Ghanaian brain drain

The recruitment of nurses by western countries from poorer nations is “out of control”, according to the head of one of the world’s biggest nursing groups.

Howard Catton from the International Council of Nurses (ICN) is concerned about the scale of the numbers leaving countries like Ghana.

“My sense is that the situation currently is out of control,” he went on to say that Ghanas health system is struggling due to a “brain drain” of nurses leaving for Europe.

Westminster has said active recruitment in Ghana is not allowed, but social media means nurses can easily see the vacancies available in NHS trusts. They can then apply for those jobs directly.

The head of nursing at Greater Accra Regional Hospital, Gifty Aryee, told the BBC her Intensive Care Unit alone had lost 20 nurses to the UK and US in the last six months.

One nurse in the hospital estimated that half of those she had graduated with had left the country – and she had every intention of joining them. Another hospital employee said she had seen 22 nurses leave for the UK in the last year alone.

This opens up a massive question about immigration into the west. We are often lectured by the political class about the “doctors and engineers” that move to the first world as being beneficial to us and them, but what of the countries they leave behind?
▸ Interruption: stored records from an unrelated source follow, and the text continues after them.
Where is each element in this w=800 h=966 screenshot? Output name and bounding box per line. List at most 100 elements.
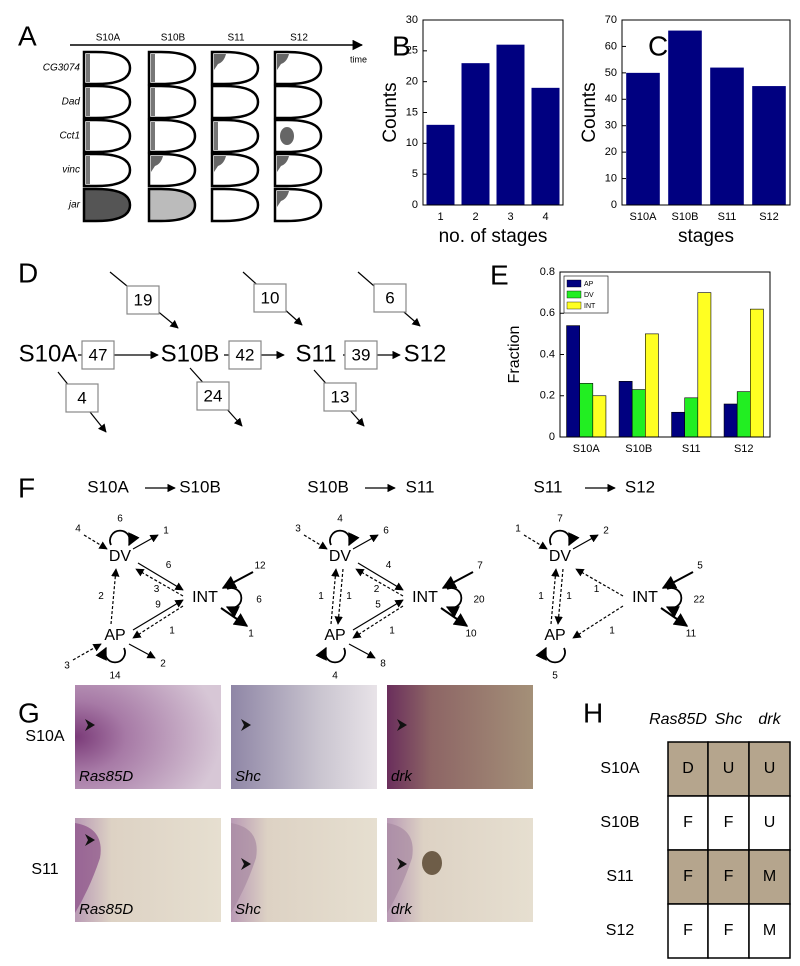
edge-count: 6	[256, 595, 262, 606]
outgoing-count: 4	[77, 388, 86, 407]
row-label: S11	[31, 861, 58, 878]
row-label: S11	[606, 868, 633, 885]
gene-label: vinc	[62, 165, 80, 176]
row-label: S10B	[600, 814, 639, 831]
transition-edge	[550, 568, 560, 625]
y-tick-label: 15	[406, 106, 418, 118]
self-loop	[535, 646, 566, 664]
y-tick-label: 0.2	[540, 390, 555, 402]
transition-count: 47	[89, 345, 108, 364]
expression-strip	[151, 88, 155, 116]
edge-count: 1	[346, 591, 352, 602]
transition-edge	[572, 534, 599, 550]
transition-edge	[137, 562, 184, 591]
transition-edge	[352, 534, 379, 550]
x-tick-label: S12	[759, 211, 779, 223]
edge-count: 5	[375, 600, 381, 611]
edge-count: 1	[538, 591, 544, 602]
edge-count: 4	[337, 514, 343, 525]
edge-count: 1	[515, 524, 521, 535]
outgoing-count-box	[65, 383, 99, 413]
bar	[697, 292, 712, 438]
arrowhead-marker	[85, 834, 95, 846]
y-tick-label: 0.8	[540, 266, 555, 278]
state-node: INT	[412, 589, 438, 606]
transition-edge	[221, 571, 254, 589]
egg-chamber	[82, 152, 132, 188]
y-tick-label: 50	[605, 67, 617, 79]
gene-caption: Ras85D	[79, 901, 133, 918]
bar	[461, 63, 490, 205]
bar	[496, 44, 525, 205]
gene-caption: Shc	[235, 768, 261, 785]
transition-title: S10B	[179, 477, 221, 496]
transition-edge	[128, 643, 156, 659]
panel-label: E	[490, 259, 509, 290]
transition-edge	[330, 568, 340, 625]
bar	[579, 383, 594, 438]
transition-title: S10A	[87, 477, 129, 496]
egg-chamber	[82, 84, 132, 120]
transition-edge	[303, 534, 328, 550]
transition-title: S12	[625, 477, 655, 496]
incoming-count-box	[126, 285, 160, 315]
x-tick-label: 4	[542, 211, 548, 223]
table-cell	[667, 849, 709, 905]
edge-count: 6	[117, 514, 123, 525]
expression-strip	[86, 54, 90, 82]
bar	[752, 86, 786, 205]
cell-value: M	[763, 868, 776, 885]
transition-edge	[523, 534, 548, 550]
table-cell	[707, 903, 750, 959]
edge-count: 2	[160, 659, 166, 670]
cell-value: F	[724, 868, 734, 885]
transition-count-box	[228, 340, 262, 370]
table-cell	[707, 849, 750, 905]
transition-count-box	[344, 340, 378, 370]
bar	[566, 325, 580, 438]
egg-chamber	[82, 118, 132, 154]
transition-edge	[72, 643, 102, 661]
edge-count: 8	[380, 659, 386, 670]
gene-label: CG3074	[43, 63, 81, 74]
column-header: drk	[758, 711, 781, 728]
legend-swatch	[566, 301, 582, 310]
y-tick-label: 5	[412, 168, 418, 180]
legend-label: INT	[584, 303, 596, 310]
expression-patch	[277, 54, 289, 70]
edge-count: 4	[386, 560, 392, 571]
egg-chamber	[210, 50, 260, 86]
panel-label: H	[583, 697, 603, 728]
transition-edge	[352, 605, 404, 639]
transition-title: S11	[406, 477, 435, 496]
egg-chamber	[210, 187, 260, 223]
in-situ-image	[75, 818, 221, 922]
table-cell	[667, 903, 709, 959]
transition-edge	[575, 568, 624, 597]
bar	[750, 308, 764, 438]
egg-chamber	[273, 50, 323, 86]
x-axis-label: stages	[678, 226, 734, 247]
x-tick-label: S11	[718, 211, 737, 223]
bar	[618, 381, 633, 438]
bar	[668, 30, 702, 206]
y-axis-label: Fraction	[506, 326, 523, 384]
state-node: DV	[329, 548, 352, 565]
outgoing-count-box	[323, 382, 357, 412]
stage-label: S11	[227, 33, 244, 44]
time-label: time	[350, 54, 367, 64]
edge-count: 1	[594, 584, 600, 595]
edge-count: 10	[465, 629, 477, 640]
expression-patch	[214, 156, 226, 172]
column-header: Ras85D	[649, 711, 707, 728]
transition-title: S10B	[307, 477, 349, 496]
edge-count: 6	[383, 526, 389, 537]
legend-swatch	[566, 279, 582, 288]
state-node: AP	[544, 627, 565, 644]
stage-node: S10B	[161, 340, 220, 367]
cell-value: M	[763, 922, 776, 939]
y-tick-label: 0	[549, 431, 555, 443]
y-tick-label: 0.4	[540, 348, 555, 360]
arrowhead-marker	[397, 858, 407, 870]
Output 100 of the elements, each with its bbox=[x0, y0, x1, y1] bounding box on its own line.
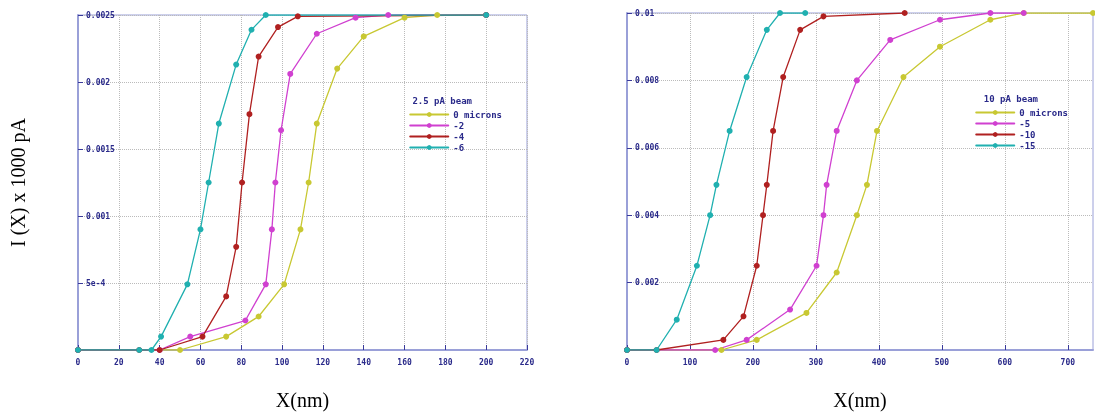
point bbox=[763, 181, 770, 188]
point bbox=[720, 336, 727, 343]
point bbox=[215, 120, 222, 127]
point bbox=[268, 226, 275, 233]
legend-title: 10 pA beam bbox=[983, 93, 1039, 104]
point bbox=[901, 10, 908, 16]
point bbox=[187, 333, 194, 340]
x-tick-label: 180 bbox=[438, 357, 453, 367]
point bbox=[718, 347, 725, 353]
point bbox=[197, 226, 204, 233]
x-tick-label: 80 bbox=[236, 357, 247, 367]
point bbox=[803, 309, 810, 316]
point bbox=[797, 26, 804, 33]
point bbox=[275, 24, 282, 31]
point bbox=[233, 243, 240, 250]
point bbox=[743, 336, 750, 343]
y-tick-label: 0.002 bbox=[86, 77, 111, 87]
y-tick-label: 0.002 bbox=[635, 278, 660, 288]
point bbox=[255, 313, 262, 320]
y-tick-label: 0.008 bbox=[635, 75, 660, 85]
point bbox=[313, 30, 320, 37]
point bbox=[352, 14, 359, 21]
x-tick-label: 200 bbox=[745, 357, 761, 367]
point bbox=[900, 74, 907, 81]
point bbox=[158, 333, 165, 340]
x-tick-label: 220 bbox=[519, 357, 535, 367]
x-tick-label: 160 bbox=[397, 357, 412, 367]
x-axis-title: X(nm) bbox=[275, 389, 330, 412]
x-tick-label: 140 bbox=[356, 357, 372, 367]
point bbox=[239, 179, 246, 186]
point bbox=[148, 347, 155, 353]
x-axis-title: X(nm) bbox=[833, 389, 887, 412]
point bbox=[262, 281, 269, 288]
legend-label: -15 bbox=[1019, 140, 1036, 151]
x-tick-label: 500 bbox=[934, 357, 950, 367]
point bbox=[740, 313, 747, 320]
x-tick-label: 200 bbox=[478, 357, 494, 367]
point bbox=[334, 65, 341, 72]
y-tick-label: 0.0025 bbox=[86, 10, 116, 20]
point bbox=[255, 53, 262, 60]
point bbox=[802, 10, 809, 16]
point bbox=[813, 262, 820, 269]
point bbox=[313, 120, 320, 127]
legend-label: 0 microns bbox=[1019, 107, 1069, 118]
point bbox=[863, 181, 870, 188]
legend-title: 2.5 pA beam bbox=[412, 95, 473, 106]
point bbox=[753, 262, 760, 269]
x-tick-label: 120 bbox=[315, 357, 331, 367]
point bbox=[434, 12, 441, 18]
y-tick-label: 0.0015 bbox=[86, 144, 116, 154]
y-axis-title: I (X) x 1000 pA bbox=[7, 117, 30, 247]
y-tick-label: 0.01 bbox=[635, 8, 655, 18]
point bbox=[833, 127, 840, 134]
point bbox=[743, 74, 750, 81]
legend-label: -2 bbox=[453, 120, 465, 131]
point bbox=[823, 181, 830, 188]
point bbox=[713, 181, 720, 188]
legend-label: -4 bbox=[453, 131, 465, 142]
point bbox=[281, 281, 288, 288]
point bbox=[278, 127, 285, 134]
point bbox=[753, 336, 760, 343]
x-tick-label: 100 bbox=[274, 357, 290, 367]
point bbox=[726, 127, 733, 134]
point bbox=[987, 16, 994, 23]
y-tick-label: 0.001 bbox=[86, 211, 111, 221]
y-tick-label: 5e-4 bbox=[86, 278, 106, 288]
point bbox=[853, 77, 860, 84]
x-tick-label: 100 bbox=[682, 357, 698, 367]
point bbox=[294, 13, 301, 20]
point bbox=[777, 10, 784, 16]
point bbox=[177, 347, 184, 353]
x-tick-label: 600 bbox=[997, 357, 1013, 367]
point bbox=[707, 212, 714, 219]
point bbox=[233, 61, 240, 68]
point bbox=[770, 127, 777, 134]
point bbox=[760, 212, 767, 219]
point bbox=[262, 12, 269, 18]
y-tick-label: 0.004 bbox=[635, 210, 660, 220]
point bbox=[246, 111, 253, 118]
x-tick-label: 40 bbox=[154, 357, 165, 367]
point bbox=[693, 262, 700, 269]
x-tick-label: 60 bbox=[195, 357, 206, 367]
x-tick-label: 0 bbox=[624, 357, 630, 367]
point bbox=[763, 26, 770, 33]
y-tick-label: 0.006 bbox=[635, 143, 660, 153]
x-tick-label: 300 bbox=[808, 357, 824, 367]
legend-label: -5 bbox=[1019, 118, 1031, 129]
point bbox=[874, 127, 880, 134]
point bbox=[199, 333, 206, 340]
point bbox=[936, 16, 943, 23]
x-tick-label: 20 bbox=[114, 357, 124, 367]
point bbox=[1090, 10, 1095, 16]
point bbox=[987, 10, 994, 16]
point bbox=[205, 179, 212, 186]
legend-label: -10 bbox=[1019, 129, 1036, 140]
point bbox=[385, 12, 392, 18]
legend-label: 0 microns bbox=[453, 109, 503, 120]
point bbox=[297, 226, 304, 233]
point bbox=[820, 212, 827, 219]
x-tick-label: 700 bbox=[1060, 357, 1076, 367]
How are countries like Ghana ever supposed to flourish if we keep poaching their brightest and best? We can and do send them financial aid, but as we all know throwing money at a problem just causes other problems.

The Homeland Party would encourage people of developing nations to embrace our ideals, stay where they are, struggle and fight for their own communities, not abandon them. We commend the nurses and others who stay in their own country, the conditions must at times be dreadful and the call of a better life in the west must be very tempting, but they stay to help their own, they are truly heroic.